We consider spherical data $X_i$ noised by a random rotation $\varepsilon_i \in \mathrm{SO(3)}$ so that only the sample $Z_i = \varepsilon_iX_i, i = 1,\ldots,N$ is observed. We define a nonparametric test procedure to distinguish $H_0:$the density $f$ of $X_i$ is the uniform density $f_0$ on the sphere'' and $H_1:$ $\parallel f-f_0\parallel^2_2 \geq \mathcal C\psi_N$ and $f$ is in a Sobolev space with smoothness $s$''. For a noise density $f_\varepsilon$ with smoothness index $\nu$, we show that an adaptive procedure (i.e. $s$ is not assumed to be known) cannot have a faster rate of separation than $\psi^{ad}_N(s) = (N/\sqrt{\log\log(N)})^{-2s/(2s+2\nu+1)}$ and we provide a procedure which reaches this rate. We also deal with the case of super smooth noise. We illustrate the theory by implementing our test procedure for various kinds of noise on $\mathrm{SO(3)}$ and by comparing it to other procedures. Finally, we apply our test to real data in astrophysics and paleomagnetism.

Bala Rajaratnam
, Stanford (Statistics)
Methods for Robust High Dimensional Graphical Model Selection (slides)

Learning high dimensional correlation and partial correlation graphical network models is a topic of contemporary interest. A popular approach is to use L1 regularization methods to induce sparsity in the inverse covariance estimator, leading to sparse partial covariance/correlation graphs. Such approaches can be grouped into two classes: (1) regularized likelihood methods and (2) regularized regression-based, or pseudo-likelihood, methods. Regression based methods have the distinct advantage that they do not explicitly assume Gaussianity.
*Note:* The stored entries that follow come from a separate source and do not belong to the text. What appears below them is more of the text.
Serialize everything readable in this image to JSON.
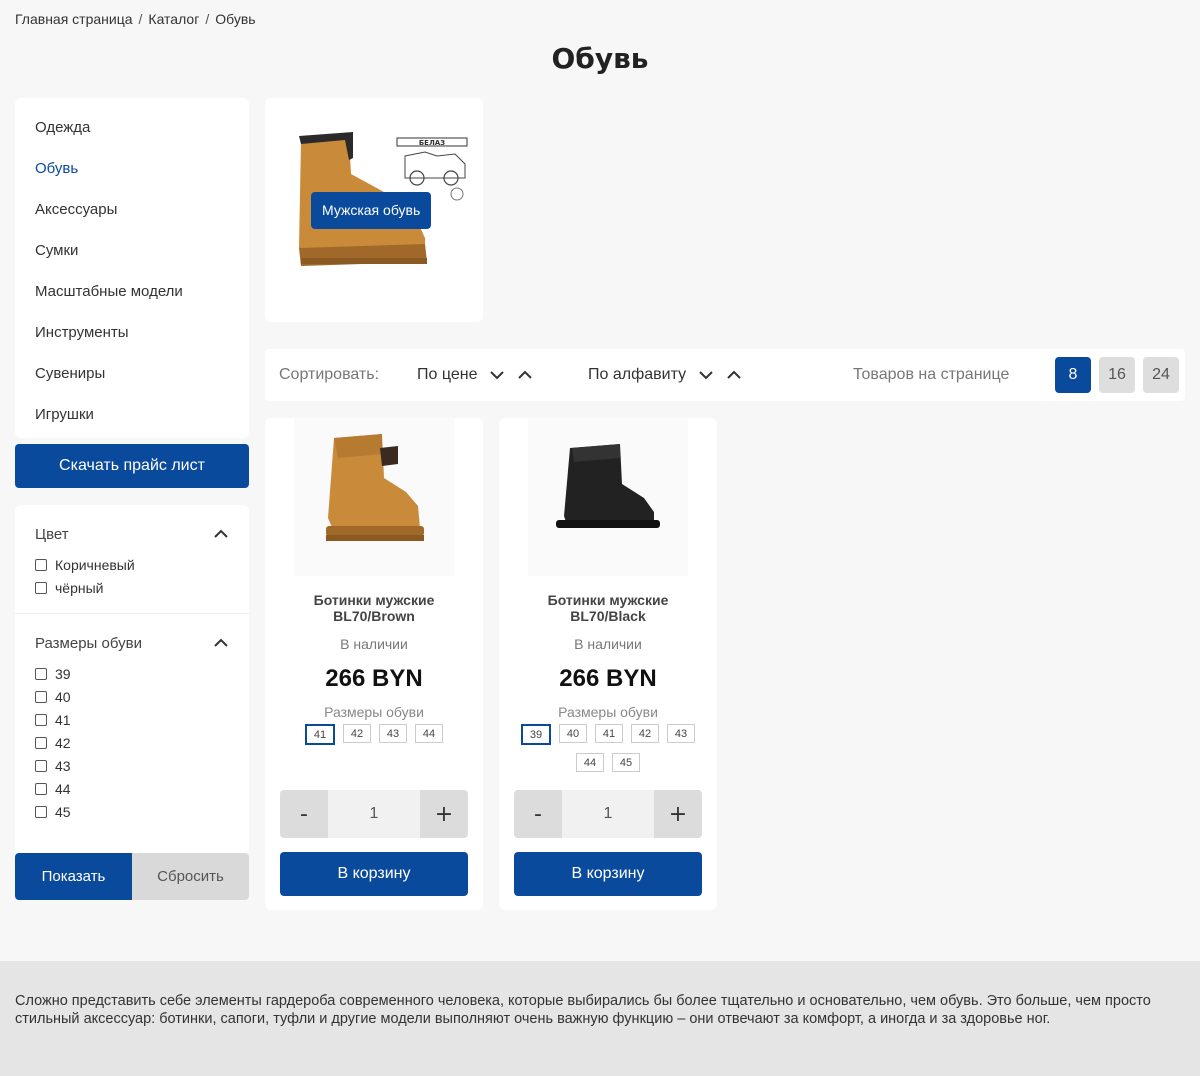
{
  "breadcrumb": {
    "home": "Главная страница",
    "catalog": "Каталог",
    "current": "Обувь",
    "separator": "/"
  },
  "page_title": "Обувь",
  "categories": [
    {
      "label": "Одежда",
      "active": false
    },
    {
      "label": "Обувь",
      "active": true
    },
    {
      "label": "Аксессуары",
      "active": false
    },
    {
      "label": "Сумки",
      "active": false
    },
    {
      "label": "Масштабные модели",
      "active": false
    },
    {
      "label": "Инструменты",
      "active": false
    },
    {
      "label": "Сувениры",
      "active": false
    },
    {
      "label": "Игрушки",
      "active": false
    }
  ],
  "price_list_button": "Скачать прайс лист",
  "filters": {
    "color": {
      "title": "Цвет",
      "options": [
        "Коричневый",
        "чёрный"
      ]
    },
    "sizes": {
      "title": "Размеры обуви",
      "options": [
        "39",
        "40",
        "41",
        "42",
        "43",
        "44",
        "45"
      ]
    },
    "show_button": "Показать",
    "reset_button": "Сбросить"
  },
  "subcategory": {
    "label": "Мужская обувь",
    "brand_text": "БЕЛАЗ"
  },
  "sort": {
    "label": "Сортировать:",
    "by_price": "По цене",
    "by_alpha": "По алфавиту",
    "per_page_label": "Товаров на странице",
    "per_page_options": [
      "8",
      "16",
      "24"
    ],
    "per_page_selected": "8"
  },
  "products": [
    {
      "name_line1": "Ботинки мужские",
      "name_line2": "BL70/Brown",
      "stock": "В наличии",
      "price": "266 BYN",
      "sizes_label": "Размеры обуви",
      "sizes": [
        "41",
        "42",
        "43",
        "44"
      ],
      "selected_size": "41",
      "quantity": "1",
      "minus": "-",
      "plus": "+",
      "cart_button": "В корзину",
      "color": "#c98a3a"
    },
    {
      "name_line1": "Ботинки мужские",
      "name_line2": "BL70/Black",
      "stock": "В наличии",
      "price": "266 BYN",
      "sizes_label": "Размеры обуви",
      "sizes": [
        "39",
        "40",
        "41",
        "42",
        "43",
        "44",
        "45"
      ],
      "selected_size": "39",
      "quantity": "1",
      "minus": "-",
      "plus": "+",
      "cart_button": "В корзину",
      "color": "#222222"
    }
  ],
  "description": "Сложно представить себе элементы гардероба современного человека, которые выбирались бы более тщательно и основательно, чем обувь. Это больше, чем просто стильный аксессуар: ботинки, сапоги, туфли и другие модели выполняют очень важную функцию – они отвечают за комфорт, а иногда и за здоровье ног.",
  "colors": {
    "accent": "#0a4a9c",
    "page_bg": "#f7f7f7",
    "footer_bg": "#e5e5e5"
  }
}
One major gap in the area is that none of the popular methods proposed for solving regression based objective functions have provable convergence guarantees, and hence it is not clear if these methods lead to estimators which are always computable. It is also not clear if resulting estimators actually yield correct partial correlation/partial covariance graphs. To this end, we propose a new regression based graphical model selection method that is both tractable and has provable convergence guarantees. In addition we also demonstrate that our approach yields estimators that have good large sample and finite sample properties. The methodology is successfully illustrated on both real and simulated data with a view to applications to big data problems. We also present a novel unifying framework that places various pseudo-likelihood graphical model selection methods as special cases of a more general formulation, leading to important insights. (Joint work with S. Oh and K. Khare).
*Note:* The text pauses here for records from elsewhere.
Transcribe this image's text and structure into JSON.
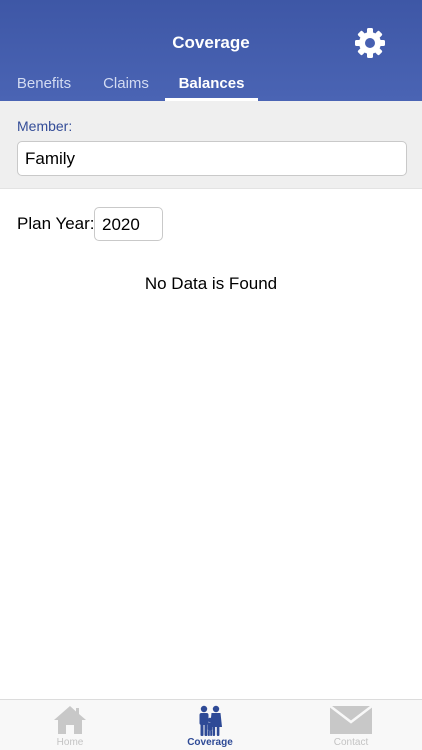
{
  "header": {
    "title": "Coverage",
    "settings_icon": "gear-icon"
  },
  "tabs": [
    {
      "label": "Benefits",
      "active": false
    },
    {
      "label": "Claims",
      "active": false
    },
    {
      "label": "Balances",
      "active": true
    }
  ],
  "member": {
    "label": "Member:",
    "value": "Family"
  },
  "plan_year": {
    "label": "Plan Year:",
    "value": "2020"
  },
  "empty_message": "No Data is Found",
  "tabbar": {
    "items": [
      {
        "label": "Home",
        "icon": "home-icon",
        "active": false
      },
      {
        "label": "Coverage",
        "icon": "family-icon",
        "active": true
      },
      {
        "label": "Contact",
        "icon": "envelope-icon",
        "active": false
      }
    ]
  },
  "colors": {
    "header": "#4a64b4",
    "accent": "#2e4a96",
    "inactive": "#c3c3c3"
  }
}
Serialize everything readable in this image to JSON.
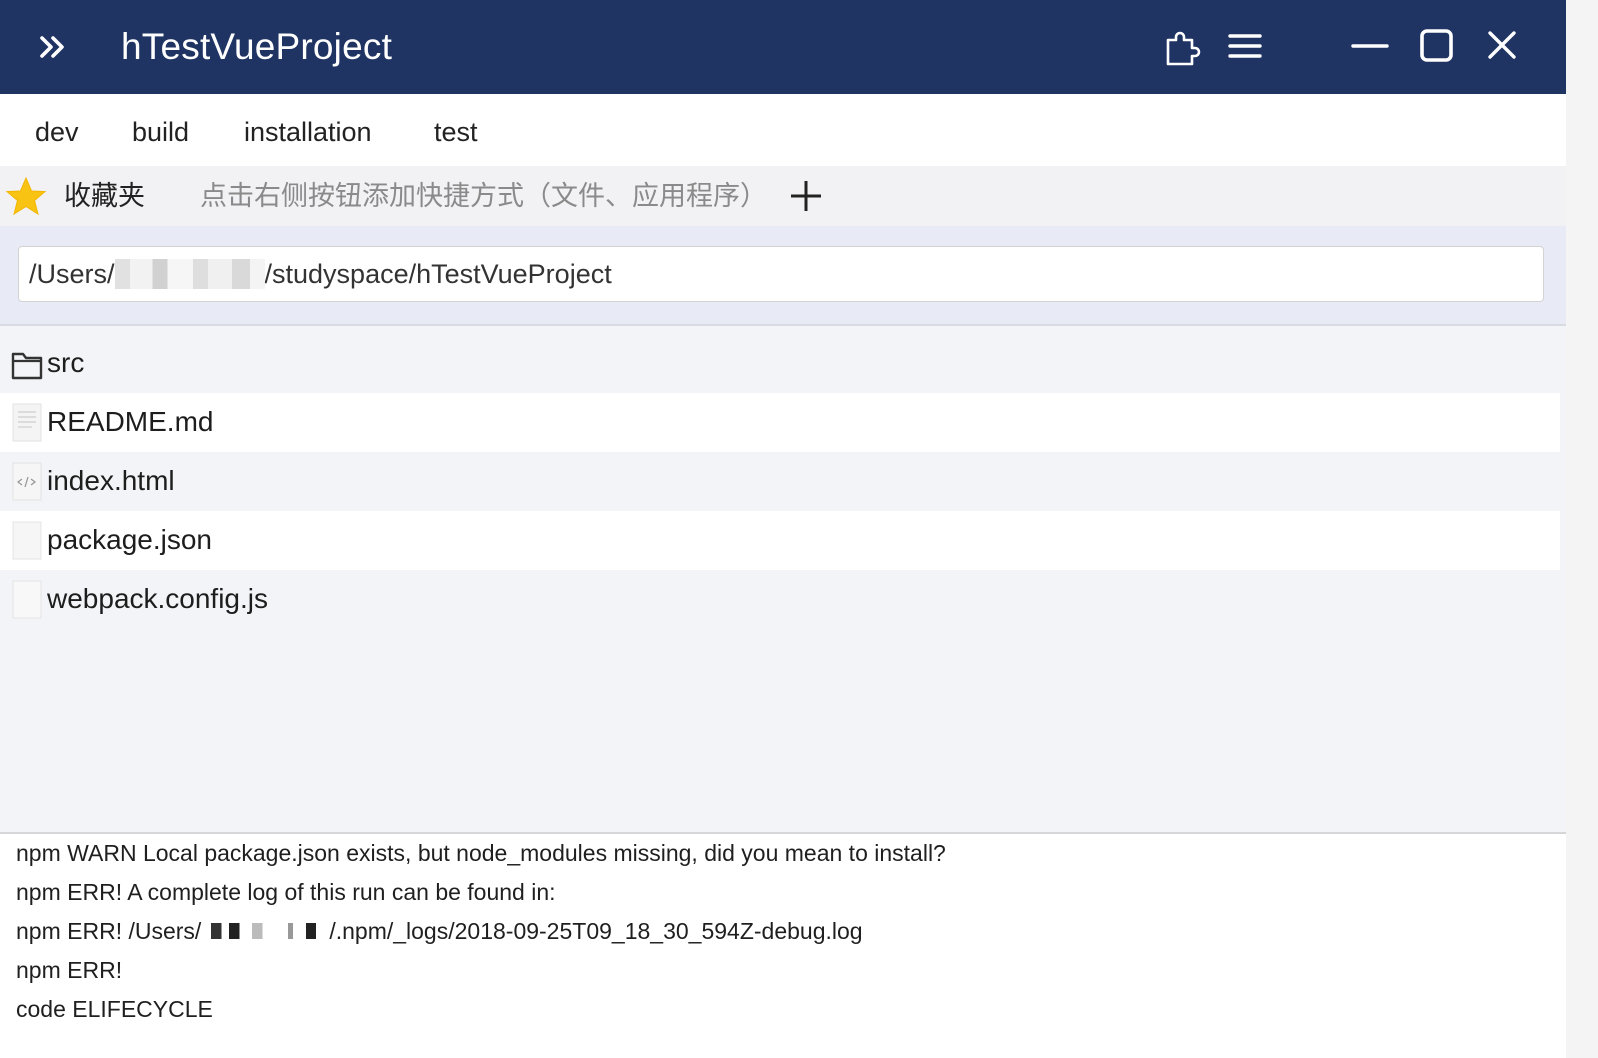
{
  "titlebar": {
    "title": "hTestVueProject",
    "expand_icon": "double-chevron-right-icon",
    "buttons": [
      "puzzle-icon",
      "hamburger-menu-icon",
      "minimize-icon",
      "maximize-icon",
      "close-icon"
    ],
    "background": "#1f3463"
  },
  "tabs": [
    "dev",
    "build",
    "installation",
    "test"
  ],
  "favorites": {
    "label": "收藏夹",
    "hint": "点击右侧按钮添加快捷方式（文件、应用程序）",
    "add_icon": "plus-icon",
    "star_color": "#f9c313"
  },
  "path": {
    "prefix": "/Users/",
    "suffix": "/studyspace/hTestVueProject"
  },
  "files": [
    {
      "name": "src",
      "icon": "folder-icon"
    },
    {
      "name": "README.md",
      "icon": "text-file-icon"
    },
    {
      "name": "index.html",
      "icon": "html-file-icon"
    },
    {
      "name": "package.json",
      "icon": "blank-file-icon"
    },
    {
      "name": "webpack.config.js",
      "icon": "blank-file-icon"
    }
  ],
  "console": {
    "lines": [
      "npm WARN Local package.json exists, but node_modules missing, did you mean to install?",
      "npm ERR! A complete log of this run can be found in:",
      "npm ERR!",
      "code ELIFECYCLE"
    ],
    "log_path_prefix": "npm ERR! /Users/",
    "log_path_suffix": "/.npm/_logs/2018-09-25T09_18_30_594Z-debug.log"
  }
}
Elena Villa, Universita' degli Studi di Milano (Mathematics)
Different Kinds of Estimators of the mean density of random closed sets: Theoretical Results and Numerical experiements (slides)

Many real phenomena may be modelled as random closed sets in $R^d$ , of different Hausdorff dimensions. Of particular interest are cases in which their Hausdorff dimension, say $n$, is strictly less than $d$, such as fiber processes, boundaries of germ-grain models, and $n$-facets of random tessellations. The mean density, say $L_Qn$ , of a random closed set $Q_n$ in $R^d$ with Hasudorff dimension $n$ is defined to be the density of the measure $E[H^n(Q_n\sqcap· )]$ on $R^d$, whenever it is absolutely continuous with respect to $H^d$. A crucial problem is the pointwise estimation of $L_Qn$ . In this talk we present three different kinds of estimators of $L_Qn(x)$; the first one will follow as a natural consequence of the Besicovitch derivation theorem; the second one will follow as a generalization to the $n$-dimensional case of the classical kernel density estimator of random vectors; the last one will follow by a local approximation of $L_Qn$ based on a stochastic version of the $n$-dimensional Minkowski content of $Q_n$.
We will study the unbiasedness and consistency properties, and identify optimal bandwidths for all proposed estimators, under sufficient regularity conditions. Finally, we will provide a set of simulations via typical examples of lower dimensional random sets.